For decades, compliance teams have been buried in gruntwork. Endless forms, checklists, and spreadsheets. Hours spent cross-checking names, scanning documents, filing reports — only to generate piles of data that rarely turn into meaningful intelligence.
Meanwhile, the numbers keep climbing: $200 billion+ spent every year on compliance, over 35 years of effort, and yet global financial crime is still thriving.
So the uncomfortable question remains: is the system actually working?
The Box-Ticking Trap
We read a commentary from RUSI recently (sources below), and it hit home: despite decades of so-called “risk-based” AML, there’s little evidence it’s making a real dent.
Why? Because we’ve built a system that measures inputs, not outcomes.
- We count how many SARs get filed, not whether they stop bad actors.
- We celebrate how many forms get processed, not how many risks get detected.
- We train compliance teams to avoid mistakes — rather than to create intelligence.
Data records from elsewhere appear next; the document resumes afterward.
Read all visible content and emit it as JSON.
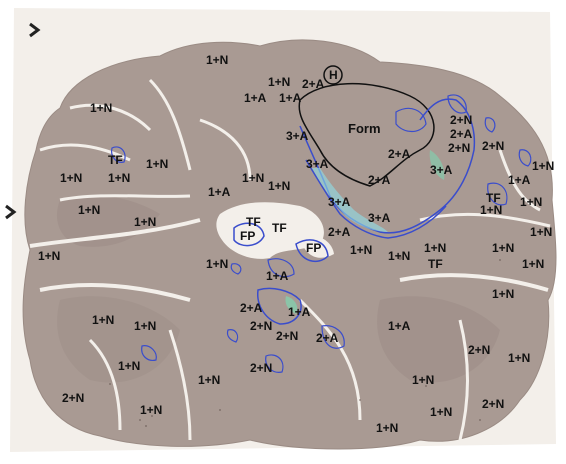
{
  "image": {
    "subject": "Stained brain tissue section (slide scan) with hand-drawn outlines and region annotations",
    "colors": {
      "tissue": "#a99a93",
      "tissue_dark": "#8f7f79",
      "slide_background": "#f3efea",
      "outline_blue": "#3a4dcc",
      "highlight_green": "#7fd6b0",
      "highlight_cyan": "#8fe0e8",
      "annotation_text": "#111111"
    }
  },
  "labels": [
    {
      "id": "l01",
      "text": "1+N"
    },
    {
      "id": "l02",
      "text": "1+N"
    },
    {
      "id": "l03",
      "text": "2+A"
    },
    {
      "id": "l04",
      "text": "H"
    },
    {
      "id": "l05",
      "text": "1+A"
    },
    {
      "id": "l06",
      "text": "1+A"
    },
    {
      "id": "l07",
      "text": "1+N"
    },
    {
      "id": "l08",
      "text": "Form"
    },
    {
      "id": "l09",
      "text": "3+A"
    },
    {
      "id": "l10",
      "text": "2+N"
    },
    {
      "id": "l11",
      "text": "2+A"
    },
    {
      "id": "l12",
      "text": "2+N"
    },
    {
      "id": "l13",
      "text": "2+N"
    },
    {
      "id": "l14",
      "text": "TF"
    },
    {
      "id": "l15",
      "text": "1+N"
    },
    {
      "id": "l16",
      "text": "1+N"
    },
    {
      "id": "l17",
      "text": "1+N"
    },
    {
      "id": "l18",
      "text": "3+A"
    },
    {
      "id": "l19",
      "text": "2+A"
    },
    {
      "id": "l20",
      "text": "3+A"
    },
    {
      "id": "l21",
      "text": "2+A"
    },
    {
      "id": "l22",
      "text": "1+N"
    },
    {
      "id": "l23",
      "text": "1+N"
    },
    {
      "id": "l24",
      "text": "1+A"
    },
    {
      "id": "l25",
      "text": "1+N"
    },
    {
      "id": "l26",
      "text": "1+N"
    },
    {
      "id": "l27",
      "text": "1+A"
    },
    {
      "id": "l28",
      "text": "3+A"
    },
    {
      "id": "l29",
      "text": "3+A"
    },
    {
      "id": "l30",
      "text": "TF"
    },
    {
      "id": "l31",
      "text": "1+N"
    },
    {
      "id": "l32",
      "text": "1+N"
    },
    {
      "id": "l33",
      "text": "1+N"
    },
    {
      "id": "l34",
      "text": "TF"
    },
    {
      "id": "l35",
      "text": "TF"
    },
    {
      "id": "l36",
      "text": "FP"
    },
    {
      "id": "l37",
      "text": "2+A"
    },
    {
      "id": "l38",
      "text": "FP"
    },
    {
      "id": "l39",
      "text": "1+N"
    },
    {
      "id": "l40",
      "text": "1+N"
    },
    {
      "id": "l41",
      "text": "1+N"
    },
    {
      "id": "l42",
      "text": "1+N"
    },
    {
      "id": "l43",
      "text": "1+N"
    },
    {
      "id": "l44",
      "text": "TF"
    },
    {
      "id": "l45",
      "text": "1+N"
    },
    {
      "id": "l46",
      "text": "1+N"
    },
    {
      "id": "l47",
      "text": "1+N"
    },
    {
      "id": "l48",
      "text": "1+A"
    },
    {
      "id": "l49",
      "text": "1+N"
    },
    {
      "id": "l50",
      "text": "2+A"
    },
    {
      "id": "l51",
      "text": "1+A"
    },
    {
      "id": "l52",
      "text": "1+N"
    },
    {
      "id": "l53",
      "text": "1+N"
    },
    {
      "id": "l54",
      "text": "2+N"
    },
    {
      "id": "l55",
      "text": "2+N"
    },
    {
      "id": "l56",
      "text": "2+A"
    },
    {
      "id": "l57",
      "text": "1+A"
    },
    {
      "id": "l58",
      "text": "2+N"
    },
    {
      "id": "l59",
      "text": "1+N"
    },
    {
      "id": "l60",
      "text": "1+N"
    },
    {
      "id": "l61",
      "text": "2+N"
    },
    {
      "id": "l62",
      "text": "1+N"
    },
    {
      "id": "l63",
      "text": "1+N"
    },
    {
      "id": "l64",
      "text": "2+N"
    },
    {
      "id": "l65",
      "text": "1+N"
    },
    {
      "id": "l66",
      "text": "1+N"
    },
    {
      "id": "l67",
      "text": "2+N"
    },
    {
      "id": "l68",
      "text": "1+N"
    }
  ]
}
It’s compliance as theater: lots of activity, but not enough impact.
What Great Work Could Look Like
The path forward isn’t about doing more — it’s about doing better. From gruntwork to great work.
That shift requires three big changes:
- Breaking down borders. Criminals don’t stay confined within jurisdictions, and neither should our intelligence. Cross-border information sharing is non-negotiable.
- Working as partners. Public-private partnerships (PPPs) are where the breakthroughs are happening, when regulators, banks, and technology teams pool knowledge instead of working in silos.
- Rewarding outcomes. Compliance teams shouldn’t be measured by the weight of the paperwork they produce, but by the risks they actually neutralize.
The UK’s Data Fusion PPP and the Anti-Scam Centres in Singapore and Australia show what’s possible: when collaboration and intelligence-sharing replace box-ticking, crime actually gets disrupted.
Where Technology Fits In
Of course, none of this happens if analysts remain stuck in gruntwork. Right now, too many talented people spend their days battling false positives, repeating the same checks, and processing information that never moves the needle.
This is where AI comes in.
AI agents aren’t about replacing people — they’re about freeing people up. They handle the repetitive, manual tasks that drain capacity, so compliance professionals can focus on judgment, escalation, and strategy.
At Diligent AI, that’s the future we’re building:
- Automating baseline due diligence so teams can scale without scaling headcount.
- Turning unstructured gruntwork into structured intelligence.
- Shifting energy from processing paperwork to protecting customers.
The Big Shift
The status quo isn’t stopping crime. Reform is overdue.
But the good news is, the shift has already begun. The best compliance teams are starting to move away from gruntwork and into great work — from forms and filings to insight and action.
And that’s the future we believe in at Diligent: a world where compliance is no longer about surviving the paperwork, but about outsmarting the criminals.